The issue is when i parse the root element, and get the children via the child
method, I am getting empty children.
XML.load("my_path\\sof.xml").child
res0: Seq[scala.xml.Node] = List(
, <b/>,
)
This is my xml file
sof.xml
<a>
<b></b>
</a>
But when I remove every \n and \r of the file like this :
sof.xml
<a><b></b></a>
I got the following result which is expected
res0: Seq[scala.xml.Node] = List(<b/>)
My question is, is there an option to read it correctly from the intended form?
Upvotes: 1
Views: 342
Reputation: 480
The issue is the newlines/whitespace are treated as Text nodes. The scala.xml.Utility.trim(x: Node)
method will remove the unnecessary whitespace:
scala> val a = XML.loadString("""<a>
| <b></b>
| </a>""")
a: scala.xml.Elem =
<a>
<b/>
</a>
scala> scala.xml.Utility.trim(a)
res0: scala.xml.Node = <a><b/></a>
Note that this differs from the .collect method if you have actual Text nodes inbetween elements, e.g.:
scala> val a = XML.loadString("""<a>
| <b>Test </b> Foo
| </a>""")
a: scala.xml.Elem =
<a>
<b>Test </b> Foo
</a>
scala> scala.xml.Utility.trim(a).child
res0: Seq[scala.xml.Node] = List(<b>Test</b>, Test)
scala> a.child.collect { case e: scala.xml.Elem => e }
res1: Seq[scala.xml.Elem] = List(<b>Test </b>)
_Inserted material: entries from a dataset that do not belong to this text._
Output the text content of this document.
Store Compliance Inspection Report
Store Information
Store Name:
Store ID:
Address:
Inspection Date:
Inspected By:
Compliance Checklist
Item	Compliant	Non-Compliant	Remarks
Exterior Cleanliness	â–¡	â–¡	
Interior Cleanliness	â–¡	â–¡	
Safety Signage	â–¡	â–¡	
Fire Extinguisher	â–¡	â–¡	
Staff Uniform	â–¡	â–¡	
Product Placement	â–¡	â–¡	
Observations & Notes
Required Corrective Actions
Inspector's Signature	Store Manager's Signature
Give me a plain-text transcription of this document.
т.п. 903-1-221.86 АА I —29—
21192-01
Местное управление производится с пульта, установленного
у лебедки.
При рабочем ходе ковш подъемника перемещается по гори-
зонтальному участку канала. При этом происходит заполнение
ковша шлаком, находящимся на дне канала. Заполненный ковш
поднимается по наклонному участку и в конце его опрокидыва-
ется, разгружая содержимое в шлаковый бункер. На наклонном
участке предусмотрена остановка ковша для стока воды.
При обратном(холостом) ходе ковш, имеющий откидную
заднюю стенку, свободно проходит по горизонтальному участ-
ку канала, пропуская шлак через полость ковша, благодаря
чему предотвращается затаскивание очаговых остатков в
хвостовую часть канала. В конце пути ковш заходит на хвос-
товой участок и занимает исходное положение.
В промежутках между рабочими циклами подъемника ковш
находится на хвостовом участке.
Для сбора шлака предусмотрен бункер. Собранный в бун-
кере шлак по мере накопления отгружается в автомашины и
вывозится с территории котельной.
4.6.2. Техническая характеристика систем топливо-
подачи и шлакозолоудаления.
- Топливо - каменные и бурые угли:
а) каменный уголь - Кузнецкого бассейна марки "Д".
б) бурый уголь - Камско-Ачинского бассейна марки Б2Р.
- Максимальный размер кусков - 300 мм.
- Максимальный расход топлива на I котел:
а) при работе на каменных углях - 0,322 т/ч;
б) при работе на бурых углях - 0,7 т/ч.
Using .collect method, the "Foo" string is excluded from the children list.
Upvotes: 2
Reputation: 14803
I checked that with this on Mac:
XML.loadString("""<a>
| <b></b>
|</a>""").child
This results in the same behavior - which I also not understand.
However this can fix this in your code:
XML.loadString("""<a>
| <b></b>
|</a>""").child
.collect{ case e: Elem=> e}
This will eliminate the xml.Text
s.
Upvotes: 1